— В восемь часов, — ответила она, пригладив волосы.
Я посмотрел на часы. Четверть восьмого. С минуты на минуту будет звонить Адам.
— Что ж, мадемуазель Бреден, мы еще успеем выпить с вами по бокалу, — продолжал уговаривать я. — Сейчас только четверть восьмого, через десять минут я исчезну. Итак, я открываю бутылку.
Она улыбнулась. Я знал, что она сейчас скажет:
— Ну хорошо. Только десять минут.
Я полез в карман брюк за штопором.
— Видите? — шутил я. — Я и инструмент приготовил.
С легким хлопком пробка выскользнула из горлышка.
Я разлил вино по бокалам, которые Орели поставила на стол.
— Итак, будьте здоровы!
Мы чокнулись. Я пил «Креман» большими глотками, стараясь казаться спокойным. Я боялся, что она услышит удары моего сердца, которое стучало, как молот. Обратный отсчет пошел. Сейчас раздастся звонок, и тогда станет ясно, лишний я здесь или нет. Я пристально смотрел то на свой бокал, то на красивое лицо Орели.
— Вы пропали всего на две недели — и вот уже у вас новый поклонник, — заметил я, потому что надо было что-нибудь сказать.
Она покачала головой и покраснела.
— Я его знаю? — не отставал я.
— Нет.
И тут зазвонил телефон. Мы оба посмотрели в его сторону, но Орели, похоже, и не собиралась брать трубку.
— Вероятно, кто-нибудь решил зарезервировать стол, — сказала она. — Мне нет необходимости подходить, автоответчик включен.

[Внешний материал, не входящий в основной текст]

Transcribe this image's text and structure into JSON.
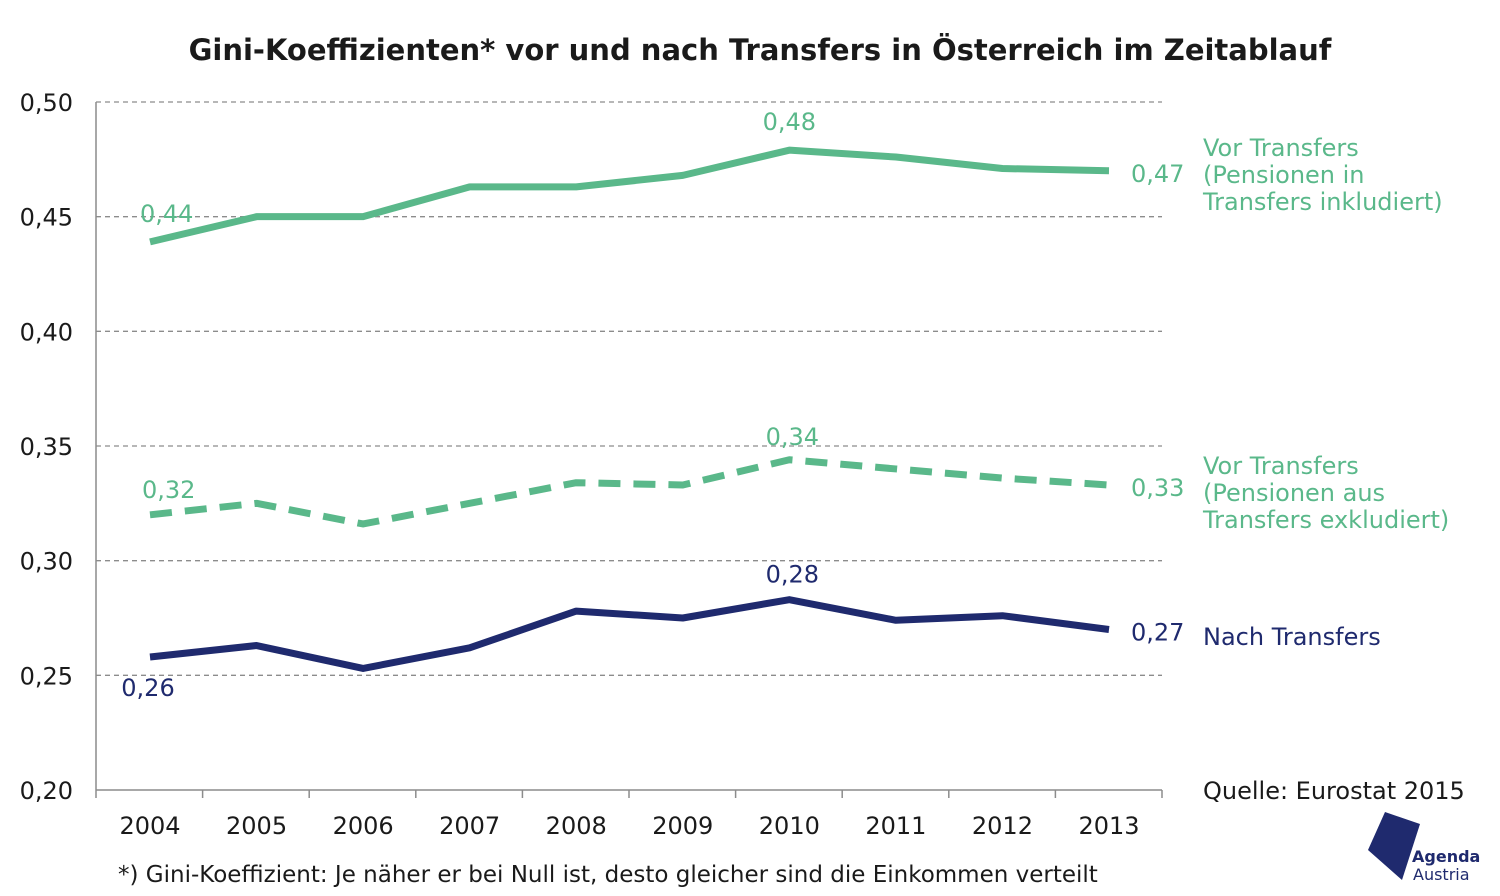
{
  "chart_data": {
    "type": "line",
    "title": "Gini-Koeffizienten* vor und nach Transfers in Österreich im Zeitablauf",
    "x": [
      "2004",
      "2005",
      "2006",
      "2007",
      "2008",
      "2009",
      "2010",
      "2011",
      "2012",
      "2013"
    ],
    "y_ticks": [
      "0,20",
      "0,25",
      "0,30",
      "0,35",
      "0,40",
      "0,45",
      "0,50"
    ],
    "ylim": [
      0.2,
      0.5
    ],
    "grid": "horizontal dashed",
    "series": [
      {
        "name_lines": [
          "Vor Transfers",
          "(Pensionen in",
          "Transfers inkludiert)"
        ],
        "color": "#5ab88a",
        "style": "solid",
        "values": [
          0.439,
          0.45,
          0.45,
          0.463,
          0.463,
          0.468,
          0.479,
          0.476,
          0.471,
          0.47
        ],
        "data_labels": [
          {
            "index": 0,
            "text": "0,44"
          },
          {
            "index": 6,
            "text": "0,48"
          },
          {
            "index": 9,
            "text": "0,47"
          }
        ]
      },
      {
        "name_lines": [
          "Vor Transfers",
          "(Pensionen aus",
          "Transfers exkludiert)"
        ],
        "color": "#5ab88a",
        "style": "dashed",
        "values": [
          0.32,
          0.325,
          0.316,
          0.325,
          0.334,
          0.333,
          0.344,
          0.34,
          0.336,
          0.333
        ],
        "data_labels": [
          {
            "index": 0,
            "text": "0,32"
          },
          {
            "index": 6,
            "text": "0,34"
          },
          {
            "index": 9,
            "text": "0,33"
          }
        ]
      },
      {
        "name_lines": [
          "Nach Transfers"
        ],
        "color": "#1f2a6e",
        "style": "solid",
        "values": [
          0.258,
          0.263,
          0.253,
          0.262,
          0.278,
          0.275,
          0.283,
          0.274,
          0.276,
          0.27
        ],
        "data_labels": [
          {
            "index": 0,
            "text": "0,26"
          },
          {
            "index": 6,
            "text": "0,28"
          },
          {
            "index": 9,
            "text": "0,27"
          }
        ]
      }
    ]
  },
  "source": "Quelle: Eurostat 2015",
  "footnote": "*) Gini-Koeffizient: Je näher er bei Null ist, desto gleicher sind die Einkommen verteilt",
  "logo": {
    "line1": "Agenda",
    "line2": "Austria",
    "color": "#1f2a6e"
  }
}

Послышался щелчок, объявление автоответчика, а затем раздался голос Адама:
— Добрый вечер, это Адам Голдберг. У меня сообщение для Орели Бреден. Я литературный агент Роберта Миллера и звоню по его поручению. — (Я заметил, как сразу побледнела Орели.) — Мне следовало бы сказать вам об этом лично, но… в общем, мистер Миллер просил передать, чтобы сегодня вы его не ждали. Ему жаль, что так получилось. — Слова Адама, как камни, падали в пространство зала. — У него… голова идет кругом. Вчера вечером неожиданно нагрянула его жена и, судя по всему, хочет у него остаться. Думаю, им есть о чем поговорить друг с другом. — На некоторое время Адам замолчал. — Мне неприятно посвящать вас в его семейные дела, но для мистера Миллера очень важно, чтобы вы знали: он отменяет вашу встречу по действительно серьезной причине. Он просил передать, что очень сожалеет об этом и надеется на понимание.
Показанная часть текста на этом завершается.